Within a few short weeks, David discovers the following: he is entangled in a lawsuit with his former publishers, Barrido and Escobillas; he learns that Christina is involved with his best friend, Pedro Vidal, and when his new novel is published, the critics judge it to be a hopeless, amateurish work. At the same time, Vidal publishes a novel (written by David) and it is declared a literary masterpiece. Finally, when recurring headaches and nausea force David to consult a doctor, he is told that he has a brain tumor which will kill him in a few months.

When David Martin is at his lowest point, he meets Andreas Corelli, a mysterious publisher “of religious texts,” who offers to solve all of David’s problems if he will agree to write a book in accordance to Corelli’s dictates. Martin agrees and suddenly, miraculously, the deadly tumor is gone. Corelli gives David 100,000 francs “as a starter.” Shortly afterwards, David learns that the lives of Barrido and Escobillas have been snuffed out in a mysterious fire which had also destroyed all documents and contracts. David moves into an abandoned but luxurious mansion in the heart of Barcelona ... a house that he has always coveted, and begins work on Corelli’s book.

Obviously, David Martin has made a Faustian bargain, and although there is much in Corelli’s demeanor to suggest the demonic (he appears to be ageless and his eyes are reptilian), the division between Good and Evil wavers and changes frequently. In time, Martin discovers that he is only the latest of Corelli’s “authors for hire,” and that each of his predecessors has died tragically — in fact, one of them lived in the same house that Martin now occupies. Nor are the authors the only victims. All that they love, including wives, lovers and children are doomed.

But what about the book? What is the subject? The strange mythical tale that David creates is a kind of religious fable; the kind of “folk tale” that can serve as the basis for a religious belief that has the power to capture the imagination of millions. As David writes, he often appears to be a conduit, a mere instrument for verbalizing a fiendish tale that is being dictated by Andreas Corelli. At other times, Zafon suggests that perhaps Corelli exists only as projection of David Martin’s own corrupt soul. Regardless, David senses that the book he is writing may have the power to plunge the world into an apocalyptic war.

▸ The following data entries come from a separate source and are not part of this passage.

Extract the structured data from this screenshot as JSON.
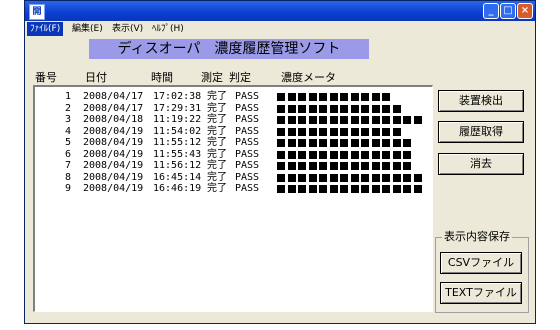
{
  "window": {
    "title_icon_text": "開",
    "controls": {
      "minimize": "_",
      "maximize": "□",
      "close": "×"
    }
  },
  "menu": {
    "items": [
      {
        "label": "ﾌｧｲﾙ(F)",
        "active": true
      },
      {
        "label": "編集(E)",
        "active": false
      },
      {
        "label": "表示(V)",
        "active": false
      },
      {
        "label": "ﾍﾙﾌﾟ(H)",
        "active": false
      }
    ]
  },
  "app_title": "ディスオーパ　濃度履歴管理ソフト",
  "columns": {
    "no": "番号",
    "date": "日付",
    "time": "時間",
    "measure": "測定",
    "judge": "判定",
    "meter": "濃度メータ"
  },
  "records": [
    {
      "no": "1",
      "date": "2008/04/17",
      "time": "17:02:38",
      "result": "完了",
      "judge": "PASS",
      "meter_level": 11
    },
    {
      "no": "2",
      "date": "2008/04/17",
      "time": "17:29:31",
      "result": "完了",
      "judge": "PASS",
      "meter_level": 12
    },
    {
      "no": "3",
      "date": "2008/04/18",
      "time": "11:19:22",
      "result": "完了",
      "judge": "PASS",
      "meter_level": 14
    },
    {
      "no": "4",
      "date": "2008/04/19",
      "time": "11:54:02",
      "result": "完了",
      "judge": "PASS",
      "meter_level": 12
    },
    {
      "no": "5",
      "date": "2008/04/19",
      "time": "11:55:12",
      "result": "完了",
      "judge": "PASS",
      "meter_level": 13
    },
    {
      "no": "6",
      "date": "2008/04/19",
      "time": "11:55:43",
      "result": "完了",
      "judge": "PASS",
      "meter_level": 13
    },
    {
      "no": "7",
      "date": "2008/04/19",
      "time": "11:56:12",
      "result": "完了",
      "judge": "PASS",
      "meter_level": 13
    },
    {
      "no": "8",
      "date": "2008/04/19",
      "time": "16:45:14",
      "result": "完了",
      "judge": "PASS",
      "meter_level": 14
    },
    {
      "no": "9",
      "date": "2008/04/19",
      "time": "16:46:19",
      "result": "完了",
      "judge": "PASS",
      "meter_level": 14
    }
  ],
  "buttons": {
    "detect": "装置検出",
    "history": "履歴取得",
    "clear": "消去"
  },
  "save_group": {
    "label": "表示内容保存",
    "csv": "CSVファイル",
    "text": "TEXTファイル"
  }
}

Regardless of who is responsible, someone is definitely creating havoc in David Martin’s world. The Angel’s Game is filled with hapless victims who are driven mad or die in random accidents. In addition, as the action of this novel accelerates, the narrative is littered with corpses: murdered policemen, mutilated lawyers, drowned paraplegics and lovers. As this Grand Guignol of a novel winds down, the reader is left with a singular suspicion. Is it possible that David Martin and Andreas Corelli are one and the same? If not, is it possible that the protagonist is “becoming” Corelli?

Without a doubt, The Angel’s Game contains one of the most remarkable “poetic chapters” that I have encountered in recent literature. This one deals with the death of Sempere Senior, the bookstore owner who is a major character in both The Shadow of the Wind and The Angel’s Game. As Sempere’s friends gather (mostly patrons of his bookstore), the funeral service turns into a kind of eulogy for all book lovers... those people who avoid churches and religious cant, but treat books with the kind of respect and awe that is normally expended in churches. Sempere is buried with David’s copy of Great Expectations beneath his clasped hands.

Although I liked this book tremendously, I was occasionally distressed by melodramatic passages characterized by a kind of hysterical rant that appears at odds with Zafon’s usually superb style. David Martin frequently shreds the scenery like a ham actor, posturing and proclaiming cliches. I was especially distressed by his constant use of the words “venomous” and “poisonous,” and the tremendous number of unpleasant waiters, desk clerks, and government officials that populate Barcelona. Given the remarkable quality of Zafon’s writing in The Shadow of the Wind, I can only conclude that the patches of bad writing in The Angel’s Game are the result of a bad translation. I learned recently that The Angel’s Game will be reissued with a new translation this year. I sincerely hope that is true.